VSCode isn't bad but disliking Android Studio just feels like you started with it and didn't want to learn a different tool.
jwells89
5 hours ago
Gradle rot really is a pain, at least for Android projects (haven't used it in e.g. serverside stuff).
Proguard is fun too, with how it'll carve out or break chunks of functional code if you don't spell out precisely what shouldn't get deleted/obfuscated.
nine_k
5 hours ago
Gradle is pretty sane, from my backend dev experience. But you indeed can get in a situation when dependencies become slightly incompatible after an attempt to upgrade, and you have to fix your code or juggle version requirements, much like with npm or pip.
ashishb
24 minutes ago
> The biggest reason I hate doing android development is the java (and to a lesser extent, kotlin) "ecosystem" is a pain.
Wait till you want to build anything reasonable.
All libraries for Android are in Java and/or Kotlin. If you have to write all of them in C then best of luck doing anything meaningful.
What kind of libraries? Anything related to SSO. Anything related to Material design. Anything related to any ancillary services that you want to integrate with e.g. Google services.
Lerc
3 hours ago
Looking at the Flappy Bird post earlier I noted the structure of the repo to be simultaneously elegantly structured and yet still more complex than I would prefer.
The structure is (using [dirname] notation for directories)
[Repo Root]
...git and github files, READMEs...
[Flappy Bird]
... project files, keystore, build.bat ...
[App]
[build]
... I'm ok with tools making a mess here as long as outputs is tidy ...
[outputs/apk]
..the actual .apk
[src]
[main] this seems a little off, main contains libs and resources
Android_Manifest.xml Yep ok, I'll rant about that later, that's its own thing
[assets] all good
[res] Wait what? that's like a synonym for assets, (but for a different layer)
[libs] Hang on, these are .so files. built libs should be in the build dir
[jni] This looks like what src or src/main should have had inside it
So ignoring the outer layer for the README etc. which isn't needed for an Android app, Just encapsulation for presentation. Arguably the same applies for the next layer too. I feel like the contents of App could be placed in here at no loss.I'd Shuffle it around to make [Flappy Bird] contain [main] and [build]. move [libs] to [build/libs] rename [jni] to [src].

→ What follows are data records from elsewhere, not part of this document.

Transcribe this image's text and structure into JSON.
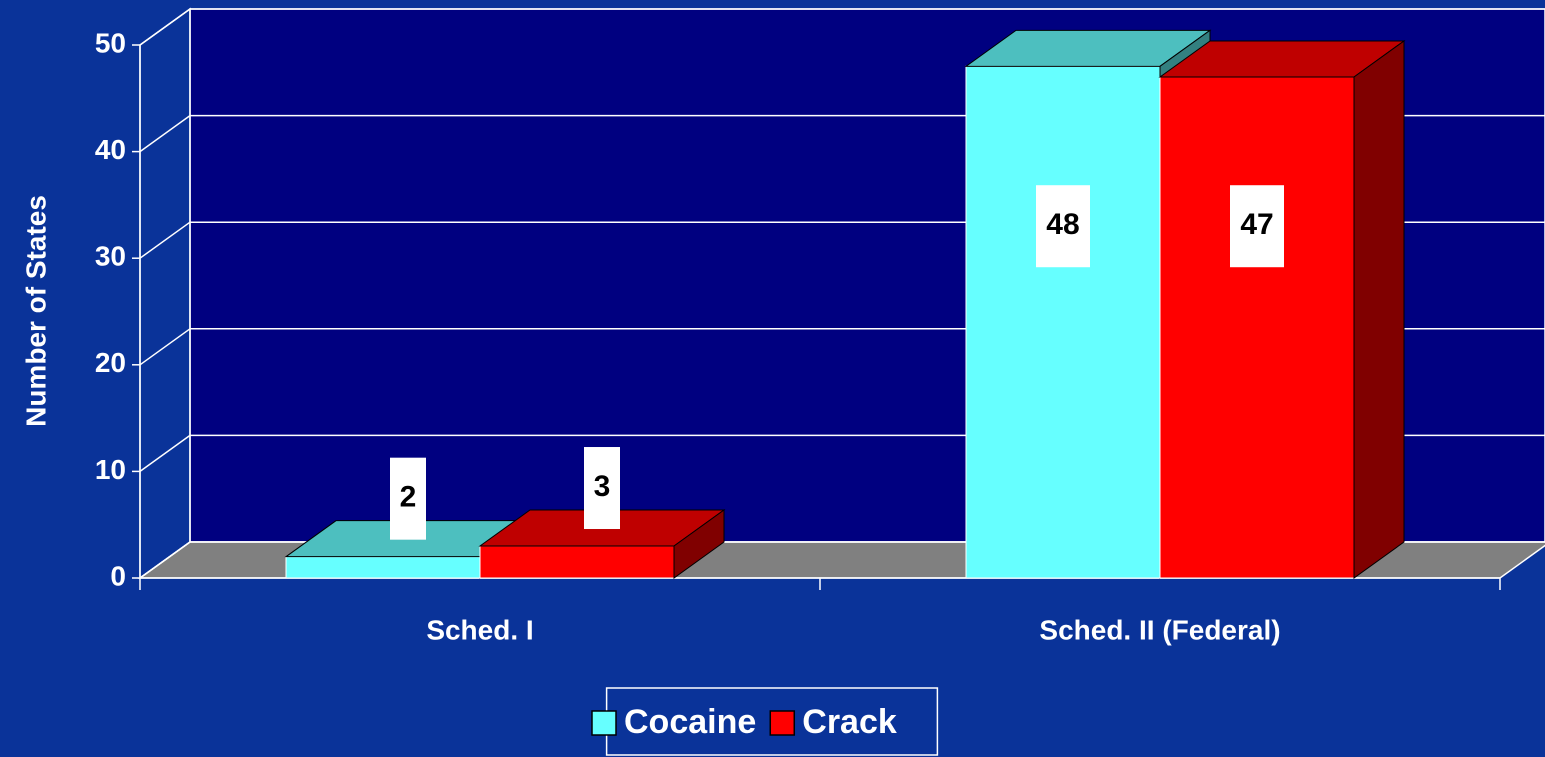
{
  "chart_data": {
    "type": "bar3d",
    "y_label": "Number of States",
    "categories": [
      "Sched. I",
      "Sched. II (Federal)"
    ],
    "series": [
      {
        "name": "Cocaine",
        "color": "#66ffff",
        "values": [
          2,
          48
        ]
      },
      {
        "name": "Crack",
        "color": "#ff0000",
        "values": [
          3,
          47
        ]
      }
    ],
    "ylim": [
      0,
      50
    ],
    "yticks": [
      0,
      10,
      20,
      30,
      40,
      50
    ],
    "grid": true,
    "legend": "bottom"
  }
}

If you had an architecture like that then the one-true-build-system should be a command line tool that you can point at [main] and it does what [Flappy bird]/build.bat does only with auto detection of the installed tools, optional config file overrides, optional commandline overrides.

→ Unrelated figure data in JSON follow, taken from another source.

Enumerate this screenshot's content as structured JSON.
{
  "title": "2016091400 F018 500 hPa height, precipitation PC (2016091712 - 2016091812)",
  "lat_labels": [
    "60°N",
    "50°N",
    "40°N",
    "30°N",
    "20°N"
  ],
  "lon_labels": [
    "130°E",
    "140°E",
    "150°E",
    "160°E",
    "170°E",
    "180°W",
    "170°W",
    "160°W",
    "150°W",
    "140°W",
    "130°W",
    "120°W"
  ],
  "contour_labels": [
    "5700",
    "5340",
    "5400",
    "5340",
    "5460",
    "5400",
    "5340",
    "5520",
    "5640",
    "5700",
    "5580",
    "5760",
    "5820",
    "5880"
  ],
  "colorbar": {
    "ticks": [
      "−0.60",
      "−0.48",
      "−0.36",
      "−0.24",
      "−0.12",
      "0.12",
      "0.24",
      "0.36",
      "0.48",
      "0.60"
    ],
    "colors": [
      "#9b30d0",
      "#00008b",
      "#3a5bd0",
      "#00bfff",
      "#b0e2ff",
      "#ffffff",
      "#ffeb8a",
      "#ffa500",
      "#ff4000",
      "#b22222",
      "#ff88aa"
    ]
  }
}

AndroidManifest is another issue entirely I'd like something that invisibly converted something sane to XML and I'd never see it again, but I'll grin and bear it. A decent validator and maybe I'd like a standalone AndroidManifest editor that knew what everything did and could provide appropriate boilerplate.
After typing this up (mostly as organizing my thoughts), I actually think you could have a relatively painless way to make Android Apps.
BrS96bVxXBLzf5B
an hour ago
The `src` folder is structured that way because the Android NDK demands it. They're not just chosen by convention, but because the build tool searches for those files and subdirectories.
Lerc
34 minutes ago
Yeah, that feeds back to the tooling issues that the post I was replying to was talking about.
Ideally tools should support, not dictate. For instance, if you were building a simple source only app with no assets, a good tool should be able to be pointed at, say, a main.c file in the directory and be able to use the contents of the directory containing main.c for other required files and work with no special extra configuration. Supporting a structure to keep things clean is great, Imposing one(whether you use the features it offers or not) is poor.
I might take a look at the NDK and see if it can be circumvented.